Kieferorthopädie

Unter den Begriff der Kieferorthopädie versteht man die Aufstellung der Zähnen in eine optimale Position und das Erzielen von der Mund- und Kieferharmonie. Kieferorthopädische Brackets und KFO- Apparaturen erfüllen heutzutage sehr hohe ästhetische Ansprüche.

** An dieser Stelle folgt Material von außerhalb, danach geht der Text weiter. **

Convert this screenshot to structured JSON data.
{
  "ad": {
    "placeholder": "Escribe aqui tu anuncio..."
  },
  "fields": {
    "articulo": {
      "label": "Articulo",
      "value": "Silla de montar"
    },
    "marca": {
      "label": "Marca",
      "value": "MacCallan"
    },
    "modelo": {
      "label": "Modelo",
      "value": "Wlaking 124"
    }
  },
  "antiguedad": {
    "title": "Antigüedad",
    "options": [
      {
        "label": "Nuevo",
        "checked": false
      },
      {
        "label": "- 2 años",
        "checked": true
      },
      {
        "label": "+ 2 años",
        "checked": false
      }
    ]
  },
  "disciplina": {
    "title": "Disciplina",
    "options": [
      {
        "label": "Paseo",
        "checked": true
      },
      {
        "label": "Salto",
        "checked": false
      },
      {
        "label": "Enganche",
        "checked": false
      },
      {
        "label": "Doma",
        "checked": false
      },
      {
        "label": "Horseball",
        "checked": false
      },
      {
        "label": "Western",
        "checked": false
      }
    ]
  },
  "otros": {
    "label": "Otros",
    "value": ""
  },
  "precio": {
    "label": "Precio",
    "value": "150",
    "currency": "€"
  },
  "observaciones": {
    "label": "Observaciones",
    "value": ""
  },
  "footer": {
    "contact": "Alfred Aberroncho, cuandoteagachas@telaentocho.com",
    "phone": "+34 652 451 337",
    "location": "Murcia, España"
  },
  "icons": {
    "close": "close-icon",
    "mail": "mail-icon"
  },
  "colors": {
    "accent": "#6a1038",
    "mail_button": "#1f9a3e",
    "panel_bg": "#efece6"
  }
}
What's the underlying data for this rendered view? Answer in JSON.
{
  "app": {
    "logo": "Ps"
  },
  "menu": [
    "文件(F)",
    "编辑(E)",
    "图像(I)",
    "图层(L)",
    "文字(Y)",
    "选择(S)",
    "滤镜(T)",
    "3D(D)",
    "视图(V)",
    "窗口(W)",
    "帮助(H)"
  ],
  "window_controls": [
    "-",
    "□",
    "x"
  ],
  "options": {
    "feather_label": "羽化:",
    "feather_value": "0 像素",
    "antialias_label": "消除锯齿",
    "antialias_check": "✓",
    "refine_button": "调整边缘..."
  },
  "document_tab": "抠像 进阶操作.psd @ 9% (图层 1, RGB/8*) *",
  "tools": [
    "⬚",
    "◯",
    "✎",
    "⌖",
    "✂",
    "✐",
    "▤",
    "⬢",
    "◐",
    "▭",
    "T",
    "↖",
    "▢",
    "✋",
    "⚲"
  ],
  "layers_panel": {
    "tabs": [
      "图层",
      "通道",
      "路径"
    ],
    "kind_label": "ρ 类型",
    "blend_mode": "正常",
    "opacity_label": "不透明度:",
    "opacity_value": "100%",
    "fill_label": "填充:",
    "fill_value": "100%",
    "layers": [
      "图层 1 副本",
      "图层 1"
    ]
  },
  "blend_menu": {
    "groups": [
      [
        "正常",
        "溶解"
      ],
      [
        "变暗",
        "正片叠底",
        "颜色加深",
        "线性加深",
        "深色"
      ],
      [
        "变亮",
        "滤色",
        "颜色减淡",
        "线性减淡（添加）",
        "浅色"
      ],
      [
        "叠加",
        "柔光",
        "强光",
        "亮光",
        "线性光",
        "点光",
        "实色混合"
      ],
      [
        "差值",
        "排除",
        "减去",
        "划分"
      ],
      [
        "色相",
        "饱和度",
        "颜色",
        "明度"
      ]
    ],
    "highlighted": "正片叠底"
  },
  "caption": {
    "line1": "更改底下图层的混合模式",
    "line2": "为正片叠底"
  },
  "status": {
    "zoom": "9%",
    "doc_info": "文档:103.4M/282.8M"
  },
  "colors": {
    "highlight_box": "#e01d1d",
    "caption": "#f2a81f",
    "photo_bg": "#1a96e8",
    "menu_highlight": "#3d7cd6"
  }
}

Unter Kieferorthopädie versteht man die Aufstellung der Zähnen in die beste Position und das Erzielen von der Mund- und Kieferharmonie. Kieferorthopädische Brackets erfüllen heutzutage sehr hohe ästhetische Ansprüche und sind kaum sichtbar. Immer mehr erwachsene Patienten entscheiden sich für eine kieferorthopädische Therapie, um unter anderem eine gute Basis für weitere prothetische und implantologische Rekonstruktion zu stellen. Die State-of-the-art Technologie und eine große Materialienauswahl in der Poliklinik Imed, ermöglicht eine schnelle Therapie und eine angenehme Behandlung für die Patienten.

Ziel der Kieferorthopädie ist nicht nur die Ästhetik. Die Kieferorthopädische Therapie wird auch oft als Lösung bei schmerzhaften Zuständen und Störungen des Kausystems durchgeführt. Die richtige Zahnposition im Kiefer und die richtigen gegenseitigen Kontakte versichern eine ausgeglichene Verteilung von Kaudruck wodurch eine Überbelastung der einzelnen Zähnen verringert wird. Dabei wird das Zahnstützgewebe geschont und die Lebensdauer von Zähnen verlängert. Die Kieferorthopädische Therapie ist heutzutage kein Luxus, sie ist ein Bedürfnis, welches nicht vernachlässigt werden sollte. Die positiven Ergebnisse der KFO- Therapie sind dauerhaft.

Durch die Entwicklung von neuen kieferorthopädischen Materialien und Techniken, sind festsitzende Apparatur angenehmer zu tragen und es sind geringere Kontrolluntersuchungen während der Therapiezeit notwendig. Die Festsitzende Apparatur ist an den Zähnen befestigt und nur der Therapeut (Kieferorthopädie) kann sie entfernen. Der Vorteil liegt in den schnellen Ergebnissen während der aktiven Phase, weil die Kräfte andauernd wirken und die Resultate präziser sind.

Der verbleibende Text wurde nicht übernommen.